Reputation: 51
Problem I started with an ungrouped data set which I proceeded to group, the output of the grouping however, does not return all 427 rows. The output is needed to input that data into a table.
So initially the data was ungrouped and appears as follows:
Occupation Education Age Died
1 household Secondary 39 no
2 farming primary 83 yes
3 farming primary 60 yes
4 farming primary 73 yes
5 farming Secondary 51 no
6 farming iliterate 62 yes
The data is then grouped as follows:
occu %>% group_by(Occupation, Died, Age) %>% count()##use this to group on the occupation of the suicide victimrs
which gives the following output:
Occupation Died Age n
<fct> <fct> <int> <int>
1 business/service no 20 2
2 business/service no 30 1
3 business/service no 31 2
4 business/service no 34 1
5 business/service no 36 2
6 business/service no 41 1
7 business/service no 44 1
8 business/service no 46 1
9 business/service no 84 1
10 business/service yes 21 1
# ... with 417 more rows
problem is i need all the rows in order to input the grouped data into a table using:
dt <- read.table(text="full output from above")

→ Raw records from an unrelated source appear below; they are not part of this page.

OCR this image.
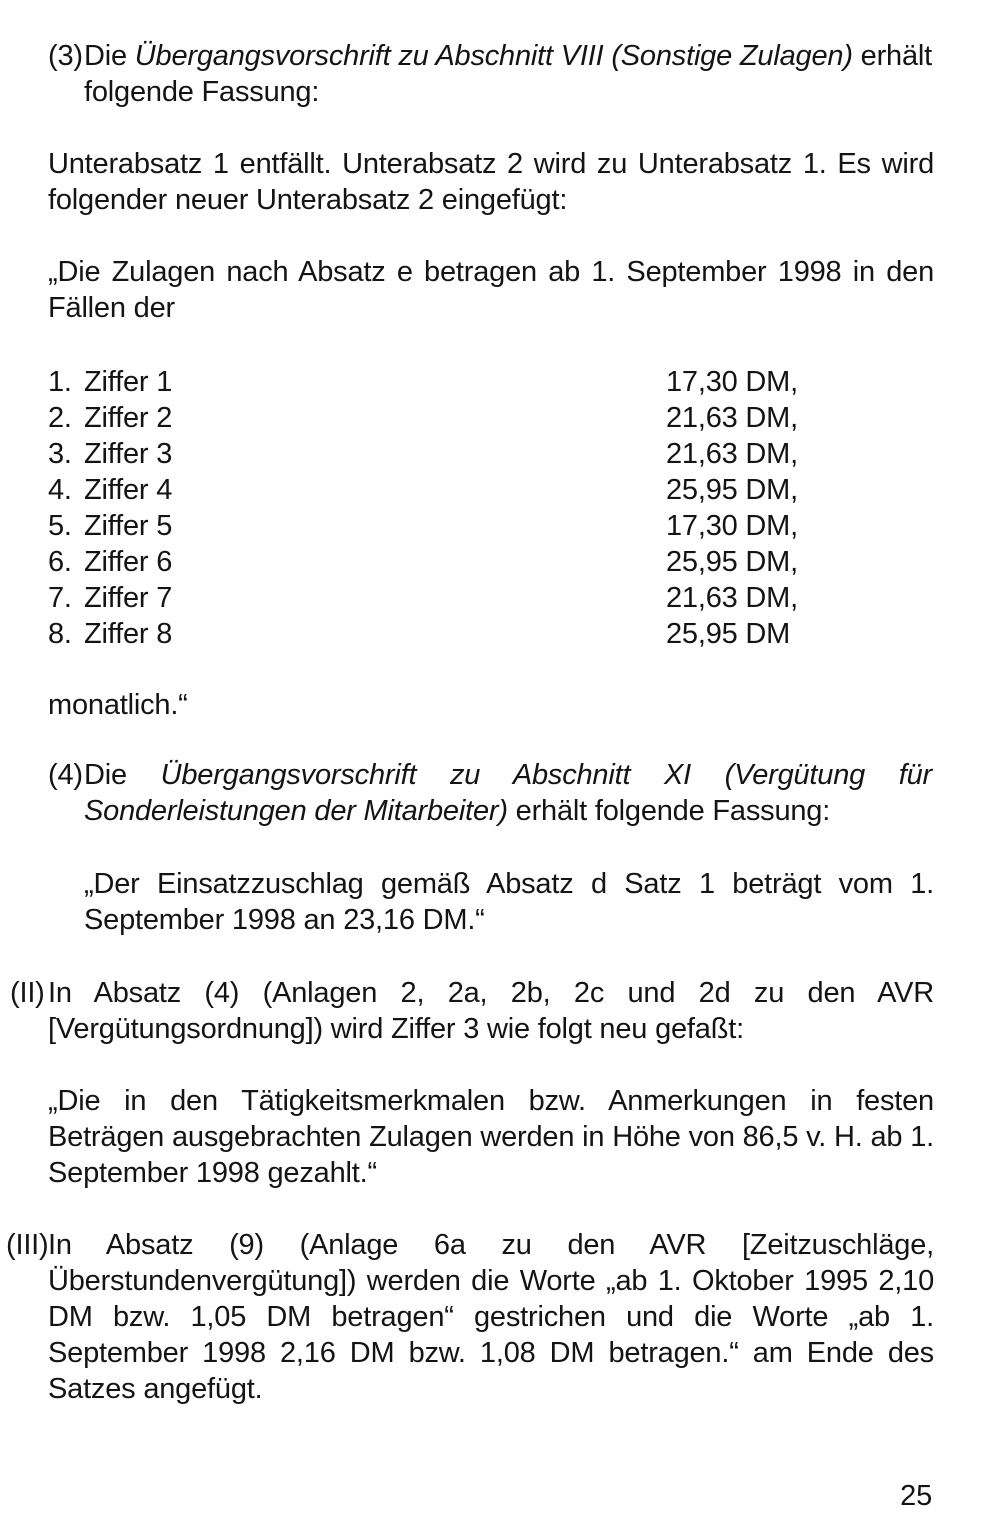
(3) Die Übergangsvorschrift zu Abschnitt VIII (Sonstige Zulagen) erhält folgende Fassung:
Unterabsatz 1 entfällt. Unterabsatz 2 wird zu Unterabsatz 1. Es wird folgender neuer Unterabsatz 2 eingefügt:
„Die Zulagen nach Absatz e betragen ab 1. September 1998 in den Fällen der
1. Ziffer 1	17,30 DM,
2. Ziffer 2	21,63 DM,
3. Ziffer 3	21,63 DM,
4. Ziffer 4	25,95 DM,
5. Ziffer 5	17,30 DM,
6. Ziffer 6	25,95 DM,
7. Ziffer 7	21,63 DM,
8. Ziffer 8	25,95 DM
monatlich.“
(4) Die Übergangsvorschrift zu Abschnitt XI (Vergütung für Sonderleistungen der Mitarbeiter) erhält folgende Fassung:
„Der Einsatzzuschlag gemäß Absatz d Satz 1 beträgt vom 1. September 1998 an 23,16 DM.“
(II) In Absatz (4) (Anlagen 2, 2a, 2b, 2c und 2d zu den AVR [Vergütungsordnung]) wird Ziffer 3 wie folgt neu gefaßt:
„Die in den Tätigkeitsmerkmalen bzw. Anmerkungen in festen Beträgen ausgebrachten Zulagen werden in Höhe von 86,5 v. H. ab 1. September 1998 gezahlt.“
(III) In Absatz (9) (Anlage 6a zu den AVR [Zeitzuschläge, Überstundenvergütung]) werden die Worte „ab 1. Oktober 1995 2,10 DM bzw. 1,05 DM betragen“ gestrichen und die Worte „ab 1. September 1998 2,16 DM bzw. 1,08 DM betragen.“ am Ende des Satzes angefügt.
25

If any more code would be useful to solving this let me know.
Upvotes: 1
Views: 78
Reputation: 1771
It is not really clear what you want but try the following code :
occu %>% group_by(Occupation, Died, Age) %>% count()
dt <- as.data.frame(occu)
It seems you simply want to convert the tibble
to a data frame
. There is no need to print all the output and then copy-paste it into read.table()
.
Also if you need you can save your output with write.table(dt,"filename.txt")
, it will create a .txt
file with your data.
If what you want is really print all the tibble
output in the console, then you can do the following code, as suggested by Akrun's link :
options(dplyr.print_max = 1e9)
It will allow R to print the full tibble
into the console, which I think is not efficient to do what you are asking.